Nobody wants to be poor. But if anyone has to be poor, living in a consciously caring community and having a government with accessible social programs means survival. It means not going hungry and not going homeless when in need.
Today, America has become a different place to live. An enormous divide lies between our incredibly rich and incredibly poor. As a nation, we forget that one-third of us are poor or near-poor. We forget that more than 46 million of us are without health insurance. As a nation, we have become greedy and self-centered, damning the consequences to others in our grab for more.
I recently reread Bill Moyers’ “For America’s Sake” (www.thenation.com) where he describes the feeling of “freedom in America has come to mean the freedom of the rich to get richer even as millions of Americans are dumped from the (American) Dream.” Our Bill of Rights has come to mean to the rich “the freedom to accumulate wealth without social or democratic responsibilities and the license to buy the political system right out from under everyone else, so that democracy no longer has the ability to hold capitalism accountable for the good of the whole. And that is not how freedom was understood when our country was founded. At the heart of our experience as a nation is the proposition that each one of us has a right to ‘life, liberty, and the pursuit of happiness.’ ”
Moyers added, “… corporations have too much power, money in politics is corrupting democracy and working families and poor communities need and deserve help when the market system fails to generate shared prosperity.”
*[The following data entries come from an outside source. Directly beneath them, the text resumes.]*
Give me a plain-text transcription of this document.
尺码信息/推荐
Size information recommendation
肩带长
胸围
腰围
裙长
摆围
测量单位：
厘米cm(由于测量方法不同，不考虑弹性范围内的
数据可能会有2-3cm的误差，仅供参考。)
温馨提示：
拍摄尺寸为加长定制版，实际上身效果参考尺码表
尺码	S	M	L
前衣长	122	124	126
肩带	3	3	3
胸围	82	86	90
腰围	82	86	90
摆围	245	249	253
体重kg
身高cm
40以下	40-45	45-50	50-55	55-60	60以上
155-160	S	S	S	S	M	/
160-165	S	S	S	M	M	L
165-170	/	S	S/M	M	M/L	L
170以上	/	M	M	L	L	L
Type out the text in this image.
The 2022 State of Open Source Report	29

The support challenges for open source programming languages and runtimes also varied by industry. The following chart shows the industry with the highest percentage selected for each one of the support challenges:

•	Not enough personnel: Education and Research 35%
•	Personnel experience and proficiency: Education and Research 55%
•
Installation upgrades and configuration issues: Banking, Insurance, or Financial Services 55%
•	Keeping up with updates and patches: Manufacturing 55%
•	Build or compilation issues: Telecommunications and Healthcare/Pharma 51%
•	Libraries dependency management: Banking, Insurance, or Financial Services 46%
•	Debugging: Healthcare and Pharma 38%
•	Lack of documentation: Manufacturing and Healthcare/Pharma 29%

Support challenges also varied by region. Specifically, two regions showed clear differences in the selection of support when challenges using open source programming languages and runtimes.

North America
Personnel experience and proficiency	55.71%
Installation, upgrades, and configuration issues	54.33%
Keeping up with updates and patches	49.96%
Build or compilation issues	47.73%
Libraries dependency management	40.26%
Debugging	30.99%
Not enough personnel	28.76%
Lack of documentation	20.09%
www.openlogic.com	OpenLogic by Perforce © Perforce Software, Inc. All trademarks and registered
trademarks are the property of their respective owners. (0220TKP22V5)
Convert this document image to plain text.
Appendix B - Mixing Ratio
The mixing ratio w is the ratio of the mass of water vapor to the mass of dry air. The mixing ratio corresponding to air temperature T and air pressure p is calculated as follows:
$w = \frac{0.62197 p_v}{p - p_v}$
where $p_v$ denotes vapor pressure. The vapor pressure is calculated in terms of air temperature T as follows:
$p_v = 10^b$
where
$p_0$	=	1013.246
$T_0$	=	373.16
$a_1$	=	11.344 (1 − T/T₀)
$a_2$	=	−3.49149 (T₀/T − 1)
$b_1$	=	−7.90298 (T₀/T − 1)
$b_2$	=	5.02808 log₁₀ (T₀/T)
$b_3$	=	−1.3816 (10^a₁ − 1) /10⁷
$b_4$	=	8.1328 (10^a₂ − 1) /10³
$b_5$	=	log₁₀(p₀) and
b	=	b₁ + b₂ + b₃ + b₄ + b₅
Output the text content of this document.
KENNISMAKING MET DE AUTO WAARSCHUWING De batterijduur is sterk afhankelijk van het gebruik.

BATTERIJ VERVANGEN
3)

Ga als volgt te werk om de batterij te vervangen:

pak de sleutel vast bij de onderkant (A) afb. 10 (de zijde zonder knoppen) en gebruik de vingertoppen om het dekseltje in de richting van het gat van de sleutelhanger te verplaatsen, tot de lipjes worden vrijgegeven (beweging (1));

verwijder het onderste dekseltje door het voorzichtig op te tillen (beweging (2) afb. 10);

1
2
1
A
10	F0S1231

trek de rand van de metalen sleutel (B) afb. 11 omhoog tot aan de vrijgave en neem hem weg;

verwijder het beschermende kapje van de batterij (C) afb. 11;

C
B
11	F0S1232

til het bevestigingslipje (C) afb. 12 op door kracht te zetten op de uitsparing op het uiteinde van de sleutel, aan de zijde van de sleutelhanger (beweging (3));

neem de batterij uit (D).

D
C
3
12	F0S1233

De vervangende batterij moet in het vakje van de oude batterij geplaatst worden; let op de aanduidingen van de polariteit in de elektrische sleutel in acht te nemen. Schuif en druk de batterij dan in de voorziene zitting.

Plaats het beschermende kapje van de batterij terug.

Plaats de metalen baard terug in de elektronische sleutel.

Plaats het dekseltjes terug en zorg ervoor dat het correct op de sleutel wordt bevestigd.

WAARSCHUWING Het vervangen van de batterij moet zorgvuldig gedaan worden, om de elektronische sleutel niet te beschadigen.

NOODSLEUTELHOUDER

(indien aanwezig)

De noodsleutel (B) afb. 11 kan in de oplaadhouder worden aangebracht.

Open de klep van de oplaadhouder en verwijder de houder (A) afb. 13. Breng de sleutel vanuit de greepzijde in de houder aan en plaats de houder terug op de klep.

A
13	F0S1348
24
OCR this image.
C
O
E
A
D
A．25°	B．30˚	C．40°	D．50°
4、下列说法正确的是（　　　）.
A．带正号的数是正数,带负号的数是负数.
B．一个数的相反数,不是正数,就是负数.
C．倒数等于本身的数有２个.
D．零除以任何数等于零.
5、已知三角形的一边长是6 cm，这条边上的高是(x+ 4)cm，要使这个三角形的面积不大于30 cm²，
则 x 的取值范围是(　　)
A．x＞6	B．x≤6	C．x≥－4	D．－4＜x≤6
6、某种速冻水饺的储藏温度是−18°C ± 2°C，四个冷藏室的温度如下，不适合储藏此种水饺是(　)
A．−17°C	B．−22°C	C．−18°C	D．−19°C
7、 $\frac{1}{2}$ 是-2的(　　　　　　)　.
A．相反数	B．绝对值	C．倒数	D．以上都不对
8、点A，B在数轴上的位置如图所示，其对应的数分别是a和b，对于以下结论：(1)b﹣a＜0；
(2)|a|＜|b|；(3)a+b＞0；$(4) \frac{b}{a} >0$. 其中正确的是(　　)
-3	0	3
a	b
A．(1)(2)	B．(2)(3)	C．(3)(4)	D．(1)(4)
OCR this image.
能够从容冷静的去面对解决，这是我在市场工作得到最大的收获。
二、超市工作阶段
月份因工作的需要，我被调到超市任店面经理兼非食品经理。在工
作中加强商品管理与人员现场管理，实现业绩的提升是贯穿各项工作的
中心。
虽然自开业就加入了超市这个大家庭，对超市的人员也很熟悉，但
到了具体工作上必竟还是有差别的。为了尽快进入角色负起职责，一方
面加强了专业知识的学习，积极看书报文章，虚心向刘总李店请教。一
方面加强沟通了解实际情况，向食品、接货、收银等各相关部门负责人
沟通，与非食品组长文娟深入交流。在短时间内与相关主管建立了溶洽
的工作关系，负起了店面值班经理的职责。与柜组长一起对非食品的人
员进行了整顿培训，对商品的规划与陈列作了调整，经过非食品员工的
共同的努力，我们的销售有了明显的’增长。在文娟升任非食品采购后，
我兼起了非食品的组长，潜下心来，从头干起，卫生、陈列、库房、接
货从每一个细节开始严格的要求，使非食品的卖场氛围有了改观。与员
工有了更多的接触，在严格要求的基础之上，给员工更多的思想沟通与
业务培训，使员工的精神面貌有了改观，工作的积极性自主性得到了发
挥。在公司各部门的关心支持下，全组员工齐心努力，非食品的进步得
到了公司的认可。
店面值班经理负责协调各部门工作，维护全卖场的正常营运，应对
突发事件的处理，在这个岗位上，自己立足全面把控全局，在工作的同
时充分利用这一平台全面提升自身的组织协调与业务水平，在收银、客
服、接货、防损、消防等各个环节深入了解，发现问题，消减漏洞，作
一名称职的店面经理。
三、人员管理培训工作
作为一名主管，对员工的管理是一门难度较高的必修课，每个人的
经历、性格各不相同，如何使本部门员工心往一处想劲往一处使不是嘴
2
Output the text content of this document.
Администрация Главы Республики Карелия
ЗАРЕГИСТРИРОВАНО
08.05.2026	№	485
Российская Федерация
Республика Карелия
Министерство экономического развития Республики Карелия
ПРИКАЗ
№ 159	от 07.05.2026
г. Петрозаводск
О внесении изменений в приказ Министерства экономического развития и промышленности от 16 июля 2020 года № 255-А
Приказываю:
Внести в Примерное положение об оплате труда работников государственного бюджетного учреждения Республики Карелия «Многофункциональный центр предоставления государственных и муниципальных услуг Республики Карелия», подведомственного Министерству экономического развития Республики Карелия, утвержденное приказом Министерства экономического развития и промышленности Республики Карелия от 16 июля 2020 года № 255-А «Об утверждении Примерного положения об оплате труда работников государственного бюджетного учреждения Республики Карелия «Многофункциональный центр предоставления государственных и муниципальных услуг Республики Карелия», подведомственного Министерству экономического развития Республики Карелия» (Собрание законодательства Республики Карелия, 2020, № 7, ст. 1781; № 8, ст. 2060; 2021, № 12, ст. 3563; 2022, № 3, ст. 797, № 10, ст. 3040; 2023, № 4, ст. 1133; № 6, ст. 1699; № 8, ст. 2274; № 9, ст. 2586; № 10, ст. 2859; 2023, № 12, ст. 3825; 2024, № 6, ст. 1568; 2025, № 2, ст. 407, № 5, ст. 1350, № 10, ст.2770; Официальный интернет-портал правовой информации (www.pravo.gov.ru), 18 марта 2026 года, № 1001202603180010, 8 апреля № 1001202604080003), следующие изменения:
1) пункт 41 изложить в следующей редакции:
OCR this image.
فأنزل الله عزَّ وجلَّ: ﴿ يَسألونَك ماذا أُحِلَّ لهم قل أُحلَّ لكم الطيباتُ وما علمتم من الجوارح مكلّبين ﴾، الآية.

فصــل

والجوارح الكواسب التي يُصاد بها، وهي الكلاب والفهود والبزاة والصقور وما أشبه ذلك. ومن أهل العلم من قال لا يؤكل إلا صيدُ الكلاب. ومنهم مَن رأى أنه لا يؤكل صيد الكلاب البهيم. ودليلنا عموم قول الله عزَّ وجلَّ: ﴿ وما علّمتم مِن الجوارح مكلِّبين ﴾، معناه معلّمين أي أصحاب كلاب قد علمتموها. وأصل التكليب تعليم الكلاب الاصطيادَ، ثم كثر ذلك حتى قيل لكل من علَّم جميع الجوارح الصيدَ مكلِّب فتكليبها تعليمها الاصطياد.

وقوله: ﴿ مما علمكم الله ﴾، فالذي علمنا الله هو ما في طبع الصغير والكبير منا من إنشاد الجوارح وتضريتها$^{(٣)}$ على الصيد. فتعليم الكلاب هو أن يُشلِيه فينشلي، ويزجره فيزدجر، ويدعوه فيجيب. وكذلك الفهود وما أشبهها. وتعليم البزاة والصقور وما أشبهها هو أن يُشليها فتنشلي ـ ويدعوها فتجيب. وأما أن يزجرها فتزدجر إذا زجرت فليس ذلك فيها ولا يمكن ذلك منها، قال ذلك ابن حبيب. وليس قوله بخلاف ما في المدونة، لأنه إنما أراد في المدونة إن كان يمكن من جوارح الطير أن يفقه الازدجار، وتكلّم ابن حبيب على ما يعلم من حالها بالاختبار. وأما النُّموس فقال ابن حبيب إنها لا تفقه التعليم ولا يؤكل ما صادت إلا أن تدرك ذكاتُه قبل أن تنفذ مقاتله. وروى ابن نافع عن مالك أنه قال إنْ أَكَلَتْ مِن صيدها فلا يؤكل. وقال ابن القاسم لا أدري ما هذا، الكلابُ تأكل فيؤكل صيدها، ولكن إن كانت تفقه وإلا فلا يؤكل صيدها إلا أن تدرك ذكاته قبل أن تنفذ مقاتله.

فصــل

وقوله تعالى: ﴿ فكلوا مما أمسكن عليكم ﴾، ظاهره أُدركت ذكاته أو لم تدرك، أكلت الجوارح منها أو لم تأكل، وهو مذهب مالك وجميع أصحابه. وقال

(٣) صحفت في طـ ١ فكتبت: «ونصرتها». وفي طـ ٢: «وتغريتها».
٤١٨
More than 80 percent of us don’t like what America has become and want change now. How do our presidential nominees (both multi-millionaires) respond?
Senator John McCain has gone from being the self-professed moderate maverick to a lapdog for the Bush administration, leaving us unsure as to who he really is and how he is any different.
Senator Barack Obama said that we will look back at this election and see it as the moment America began to provide care for the sick and jobs for the jobless – and that it was the time to for us to “remake this great nation so that it may always reflect our very best selves and our highest ideas.” As inspirational and insightful as Senator Obama may be, he has yet to offer a plan reestablishing the American Dream for all Americans.
That dream is a promise of freedom from our Declaration of Independence that every American – not just the rich, and not just the powerful – has the opportunity to make a better life for ourselves, and for our children.